The Sunday trip to Tzintzuntzan with market crowds and tour buses had been sufficiently exhusting to require a return in less turbulent times. The Tarascan ruin – fortification like with five rounded outjuttings – looms over the town and the fertile surroundings. Used for cerimonial purposes and presumably constructed over many years [centuries?], clearly shows both a level of organization and that the area had sufficent food and labour to devote to such large permanent investment. The associated museum contains some example of very pretty pottery …
We then sought out local potter and acknowledged treasure of the area, Sr Manuel Moreles.
I hope this link will open to a site/s that show some of Manuel’s great style and technique.
We asked about the number of local potteries – he estimated at about 20 – and tried to get an explaination as to why their work as such a race to the bottom price and quality wise.
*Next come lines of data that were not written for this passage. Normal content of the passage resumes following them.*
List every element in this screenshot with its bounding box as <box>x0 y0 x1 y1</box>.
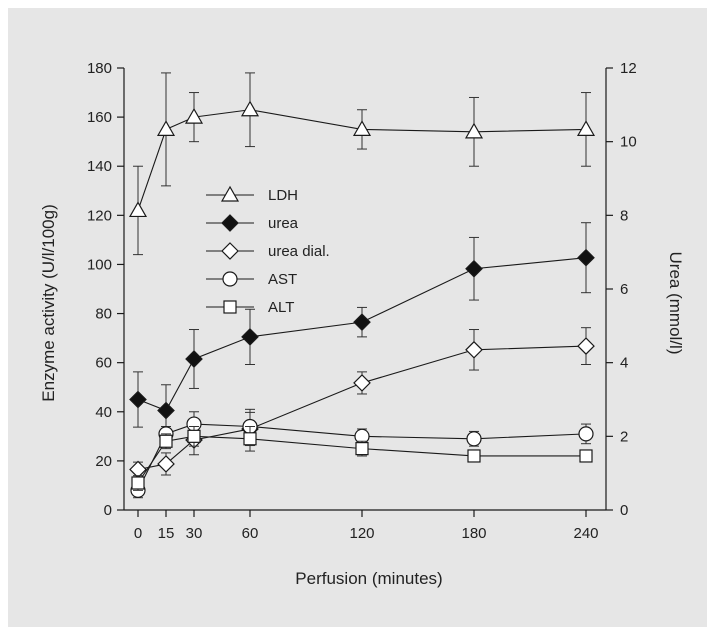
data-point <box>355 442 369 456</box>
data-point <box>241 328 259 346</box>
data-point <box>577 248 595 267</box>
data-point <box>353 374 371 392</box>
data-point <box>464 122 484 139</box>
data-point <box>467 449 481 463</box>
data-point <box>157 455 175 473</box>
series-layer <box>128 72 596 499</box>
data-point <box>352 120 372 136</box>
data-point <box>578 426 594 442</box>
data-point <box>465 340 483 359</box>
x-tick-label: 0 <box>134 525 142 542</box>
data-point <box>156 120 176 136</box>
y-tick-label-left: 160 <box>87 109 112 126</box>
data-point <box>157 401 175 420</box>
y-tick-label-left: 0 <box>104 502 112 519</box>
x-tick-label: 180 <box>461 525 486 542</box>
data-point <box>240 100 260 117</box>
y-tick-label-left: 60 <box>95 355 112 372</box>
y-tick-label-left: 20 <box>95 453 112 470</box>
legend-label: LDH <box>268 187 298 204</box>
legend-item: AST <box>206 271 297 288</box>
y-axis-label-left: Enzyme activity (U/l/100g) <box>39 204 58 401</box>
x-tick-label: 120 <box>349 525 374 542</box>
data-point <box>576 120 596 136</box>
legend: LDH urea urea dial. AST ALT <box>206 185 330 316</box>
data-point <box>353 313 371 331</box>
legend-marker <box>221 214 239 232</box>
data-point <box>465 259 483 278</box>
data-point <box>131 476 145 490</box>
legend-item: ALT <box>206 299 294 316</box>
y-tick-label-left: 140 <box>87 158 112 175</box>
y-tick-label-right: 10 <box>620 134 637 151</box>
data-point <box>128 201 148 218</box>
legend-label: urea dial. <box>268 243 330 260</box>
figure-frame: 0 20 40 60 80 100 120 140 160 180 0 2 4 6 8 10 12 0 15 30 60… <box>8 8 707 627</box>
series-ldh <box>128 72 596 256</box>
legend-marker <box>221 242 239 260</box>
legend-item: urea <box>206 214 299 232</box>
data-point <box>243 432 257 446</box>
data-point <box>466 431 482 447</box>
y-tick-label-right: 8 <box>620 207 628 224</box>
legend-label: ALT <box>268 299 294 316</box>
y-tick-label-right: 4 <box>620 355 628 372</box>
x-tick-label: 60 <box>242 525 259 542</box>
y-tick-label-left: 40 <box>95 404 112 421</box>
y-tick-label-right: 12 <box>620 60 637 77</box>
x-tick-label: 240 <box>573 525 598 542</box>
x-tick-label: 15 <box>158 525 175 542</box>
y-tick-label-left: 100 <box>87 256 112 273</box>
y-tick-label-left: 120 <box>87 207 112 224</box>
legend-item: urea dial. <box>206 242 330 260</box>
data-point <box>159 434 173 448</box>
legend-marker <box>222 271 238 287</box>
data-point <box>185 350 203 368</box>
y-tick-label-left: 180 <box>87 60 112 77</box>
y-axis-label-right: Urea (mmol/l) <box>666 252 685 355</box>
data-point <box>187 429 201 443</box>
data-point <box>579 449 593 463</box>
x-axis-label: Perfusion (minutes) <box>295 569 442 588</box>
series-urea <box>129 222 595 437</box>
legend-marker <box>223 300 237 314</box>
legend-item: LDH <box>206 185 298 204</box>
data-point <box>184 107 204 124</box>
y-tick-label-right: 6 <box>620 281 628 298</box>
y-tick-label-right: 2 <box>620 428 628 445</box>
y-tick-label-left: 80 <box>95 306 112 323</box>
series-alt <box>131 426 593 491</box>
data-point <box>577 337 595 355</box>
y-tick-label-right: 0 <box>620 502 628 519</box>
data-point <box>129 390 147 409</box>
x-tick-label: 30 <box>186 525 203 542</box>
legend-marker <box>220 185 240 202</box>
legend-label: urea <box>268 215 299 232</box>
legend-label: AST <box>268 271 297 288</box>
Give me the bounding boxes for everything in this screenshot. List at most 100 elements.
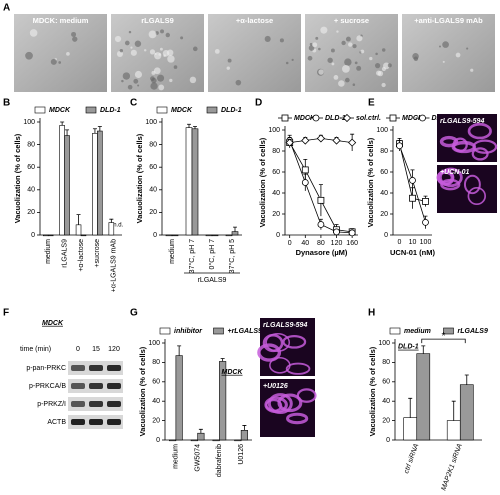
x-tick-label: 120	[331, 240, 343, 247]
bar	[234, 439, 242, 442]
bar	[211, 234, 219, 237]
cell-texture	[119, 48, 124, 53]
x-tick-label: 80	[317, 240, 325, 247]
y-tick-label: 80	[380, 148, 388, 155]
cell-texture	[375, 52, 378, 56]
point	[422, 218, 429, 226]
panel-label: H	[368, 308, 375, 319]
point	[422, 197, 429, 205]
point	[317, 196, 325, 204]
blot-row-label: p-PRKCA/B	[29, 383, 66, 390]
point	[396, 142, 403, 150]
x-tick-label: GW5074	[194, 444, 201, 472]
cell-texture	[151, 77, 157, 84]
error-bar	[421, 345, 426, 354]
cell-stain	[285, 362, 311, 375]
panel-label: A	[3, 3, 10, 14]
x-tick-label: 0°C, pH 7	[208, 239, 216, 270]
cell-texture	[114, 35, 122, 43]
y-tick-label: 0	[153, 232, 157, 239]
cell-texture	[128, 30, 132, 34]
cell-texture	[143, 49, 147, 52]
y-axis-label: Vacuolization (% of cells)	[135, 133, 144, 223]
blot-band	[89, 419, 103, 425]
blot-row-label: p-pan-PRKC	[26, 365, 66, 372]
image-label: rLGALS9-594	[263, 322, 307, 329]
cell-texture	[348, 42, 353, 47]
cell-texture	[122, 72, 131, 80]
cell-texture	[148, 30, 157, 39]
cell-texture	[330, 48, 335, 53]
legend-swatch	[159, 327, 171, 335]
point	[301, 179, 309, 186]
x-tick-label: 160	[346, 240, 358, 247]
cell-texture	[336, 30, 339, 33]
cell-texture	[149, 49, 156, 55]
cell-texture	[442, 60, 445, 63]
blot-time: 0	[76, 346, 80, 353]
cell-texture	[315, 36, 319, 40]
x-tick-label: 37°C, pH 5	[228, 239, 236, 273]
point	[409, 176, 416, 184]
panel-label: G	[130, 308, 138, 319]
cell-texture	[356, 65, 362, 71]
bar	[64, 135, 70, 236]
legend-label: DLD-1	[221, 107, 242, 114]
image-label: +U0126	[263, 383, 288, 390]
bar	[231, 231, 239, 236]
blot-band	[89, 365, 103, 371]
cell-texture	[345, 77, 350, 83]
annotation: *	[442, 331, 446, 342]
x-tick-label: +sucrose	[94, 239, 101, 268]
cell-texture	[387, 63, 392, 68]
value-label: n.d.	[113, 223, 123, 229]
error-bar	[97, 126, 102, 132]
cell-texture	[130, 49, 137, 56]
bar	[190, 439, 198, 442]
x-axis-label: UCN-01 (nM)	[390, 248, 435, 257]
micrograph	[402, 14, 495, 92]
legend-swatch	[443, 327, 454, 335]
cell-stain	[439, 167, 463, 188]
legend-label: MDCK	[294, 115, 316, 122]
cell-texture	[360, 49, 365, 54]
cell-texture	[338, 80, 345, 87]
cell-texture	[412, 53, 419, 60]
bar	[42, 234, 49, 237]
cell-texture	[369, 56, 373, 61]
y-tick-label: 0	[156, 437, 160, 444]
axis	[284, 126, 358, 236]
cell-texture	[25, 51, 33, 60]
cell-texture	[165, 32, 171, 38]
x-tick-label: ctrl siRNA	[403, 443, 420, 475]
y-tick-label: 20	[380, 211, 388, 218]
error-bar	[65, 129, 70, 136]
point	[285, 138, 294, 147]
legend-marker	[342, 113, 352, 123]
cell-texture	[327, 57, 333, 63]
bar	[47, 234, 54, 237]
legend-label: rLGALS9	[458, 328, 488, 335]
y-tick-label: 20	[272, 211, 280, 218]
error-bar	[242, 425, 247, 431]
y-tick-label: 100	[145, 119, 157, 126]
micrograph-label: + sucrose	[334, 16, 369, 25]
legend-label: DLD-1	[325, 115, 346, 122]
error-bar	[60, 121, 65, 126]
cell-texture	[333, 75, 339, 80]
legend-label: MDCK	[49, 107, 71, 114]
cell-texture	[320, 26, 328, 34]
y-tick-label: 40	[27, 187, 35, 194]
cell-texture	[180, 36, 184, 40]
bar	[92, 133, 98, 236]
legend-label: inhibitor	[174, 328, 203, 335]
blot-row-label: p-PRKZ/I	[37, 401, 66, 408]
x-tick-label: +α-lactose	[78, 239, 85, 272]
blot-band	[89, 401, 103, 407]
point	[332, 136, 341, 145]
x-tick-label: 0	[288, 240, 292, 247]
cell-stain	[265, 332, 291, 352]
panel-label: D	[255, 98, 262, 109]
y-tick-label: 0	[31, 232, 35, 239]
cell-stain	[463, 174, 481, 195]
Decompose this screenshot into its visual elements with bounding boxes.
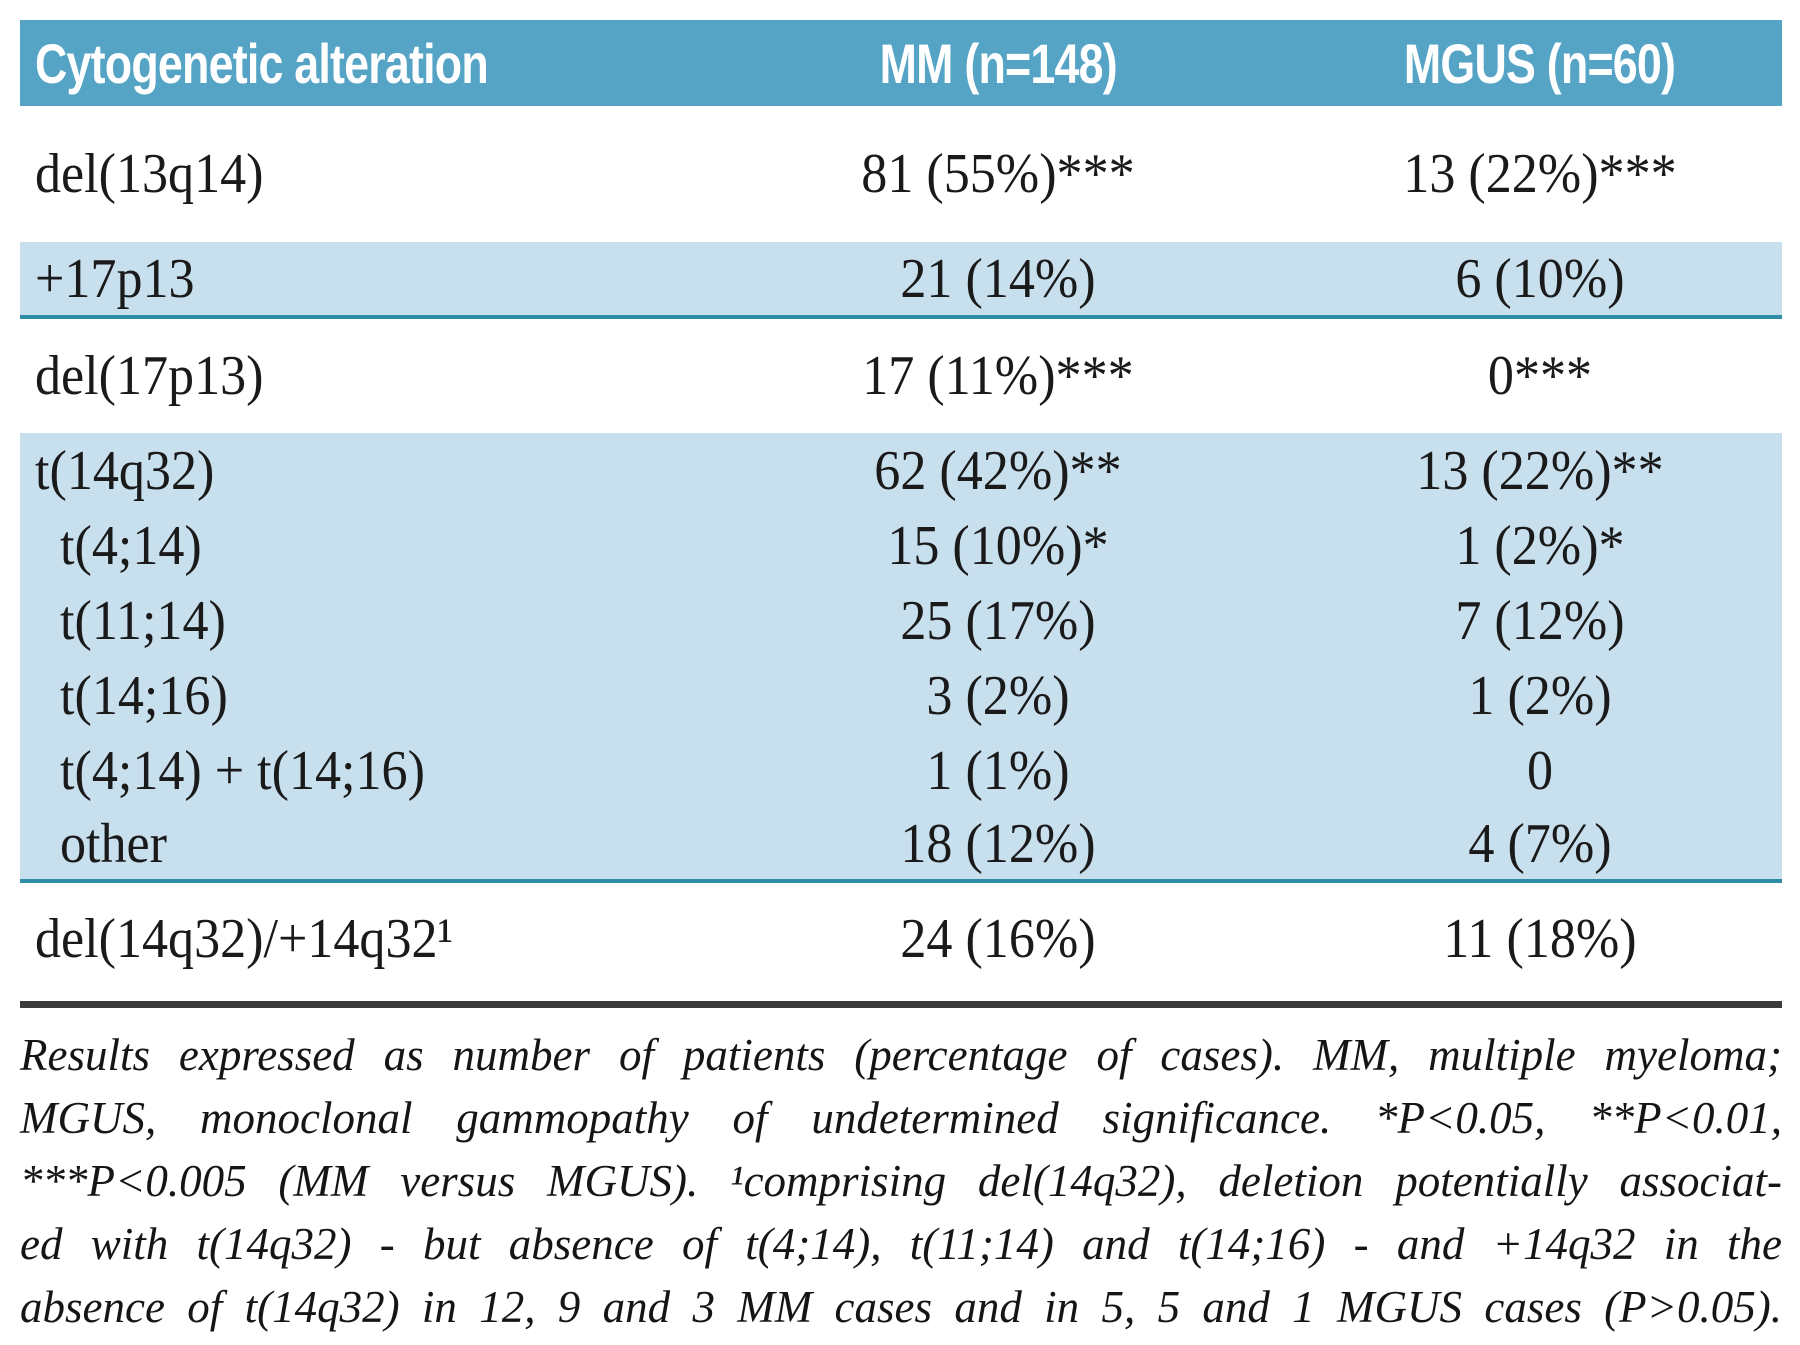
mgus-value: 0	[1526, 739, 1553, 802]
row-label: t(14q32)	[35, 439, 215, 502]
mm-value: 24 (16%)	[900, 908, 1096, 970]
table-row-del14q32: del(14q32)/+14q32¹ 24 (16%) 11 (18%)	[20, 883, 1782, 995]
column-header-mgus-label: MGUS (n=60)	[1404, 31, 1676, 95]
column-header-mm-label: MM (n=148)	[879, 31, 1117, 95]
table-row-t11-14: t(11;14) 25 (17%) 7 (12%)	[20, 583, 1782, 658]
column-header-alteration: Cytogenetic alteration	[20, 31, 698, 96]
row-label: other	[60, 812, 168, 875]
mm-value: 1 (1%)	[926, 739, 1070, 802]
mgus-value: 6 (10%)	[1455, 247, 1625, 310]
mgus-value: 4 (7%)	[1468, 812, 1612, 875]
mgus-value: 11 (18%)	[1443, 908, 1637, 970]
footnote: Results expressed as number of patients …	[20, 1024, 1782, 1339]
mm-value: 17 (11%)***	[862, 345, 1134, 407]
row-label: del(17p13)	[35, 345, 264, 407]
table-row-t4-14-plus-t14-16: t(4;14) + t(14;16) 1 (1%) 0	[20, 733, 1782, 808]
row-label: t(4;14)	[60, 514, 202, 577]
footnote-line: absence of t(14q32) in 12, 9 and 3 MM ca…	[20, 1282, 1782, 1332]
table-row-del17p13: del(17p13) 17 (11%)*** 0***	[20, 319, 1782, 433]
table-row-t14q32: t(14q32) 62 (42%)** 13 (22%)**	[20, 433, 1782, 508]
mgus-value: 7 (12%)	[1455, 589, 1625, 652]
mm-value: 18 (12%)	[900, 812, 1096, 875]
mm-value: 81 (55%)***	[861, 143, 1135, 205]
mm-value: 3 (2%)	[926, 664, 1070, 727]
row-label: del(13q14)	[35, 143, 264, 205]
mgus-value: 13 (22%)**	[1416, 439, 1664, 502]
column-header-alteration-label: Cytogenetic alteration	[35, 31, 489, 95]
row-label: +17p13	[35, 247, 195, 310]
table-header-row: Cytogenetic alteration MM (n=148) MGUS (…	[20, 20, 1782, 106]
mgus-value: 0***	[1487, 345, 1592, 407]
footnote-line: Results expressed as number of patients …	[20, 1030, 1782, 1080]
row-label: t(11;14)	[60, 589, 226, 652]
table-row-t14-16: t(14;16) 3 (2%) 1 (2%)	[20, 658, 1782, 733]
table-row-del13q14: del(13q14) 81 (55%)*** 13 (22%)***	[20, 106, 1782, 242]
mgus-value: 1 (2%)*	[1455, 514, 1625, 577]
table-row-plus17p13: +17p13 21 (14%) 6 (10%)	[20, 242, 1782, 319]
mgus-value: 13 (22%)***	[1403, 143, 1677, 205]
mm-value: 25 (17%)	[900, 589, 1096, 652]
column-header-mgus: MGUS (n=60)	[1297, 31, 1782, 96]
table-row-other: other 18 (12%) 4 (7%)	[20, 808, 1782, 883]
footnote-line: MGUS, monoclonal gammopathy of undetermi…	[20, 1093, 1782, 1143]
mgus-value: 1 (2%)	[1468, 664, 1612, 727]
row-label: t(14;16)	[60, 664, 228, 727]
cytogenetics-table: Cytogenetic alteration MM (n=148) MGUS (…	[20, 20, 1782, 995]
footnote-separator-rule	[20, 1001, 1782, 1008]
mm-value: 15 (10%)*	[887, 514, 1109, 577]
footnote-line: ed with t(14q32) - but absence of t(4;14…	[20, 1219, 1782, 1269]
mm-value: 21 (14%)	[900, 247, 1096, 310]
row-label: t(4;14) + t(14;16)	[60, 739, 425, 802]
table-row-t4-14: t(4;14) 15 (10%)* 1 (2%)*	[20, 508, 1782, 583]
footnote-line: ***P<0.005 (MM versus MGUS). ¹comprising…	[20, 1156, 1782, 1206]
row-label: del(14q32)/+14q32¹	[35, 908, 454, 970]
column-header-mm: MM (n=148)	[698, 31, 1297, 96]
mm-value: 62 (42%)**	[874, 439, 1122, 502]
Plates suitable for dinnerware at 10 pesos each seemed to us to hardly pay for clay and slip much less and other costs. Manuel was not totally clear – he acknowlwdged that many valued volume over quality which would take more time. But he was not totally clear and my Spanish not sufficient to engage in the ‘why is that debate’ that is to say why not produce less but of higher artistic quality and hence sell more and at higher prices … ah well many things in life remain mysteries.
We also stopped by some of the roadside stone sculpture – some very imaginative pieces there were too:
Footnote – having banged on about the pottery, we found a cheap piece from near Quiroga, at least that is what the seller told us, in a little plaza Friday market in Patzcauro – so there.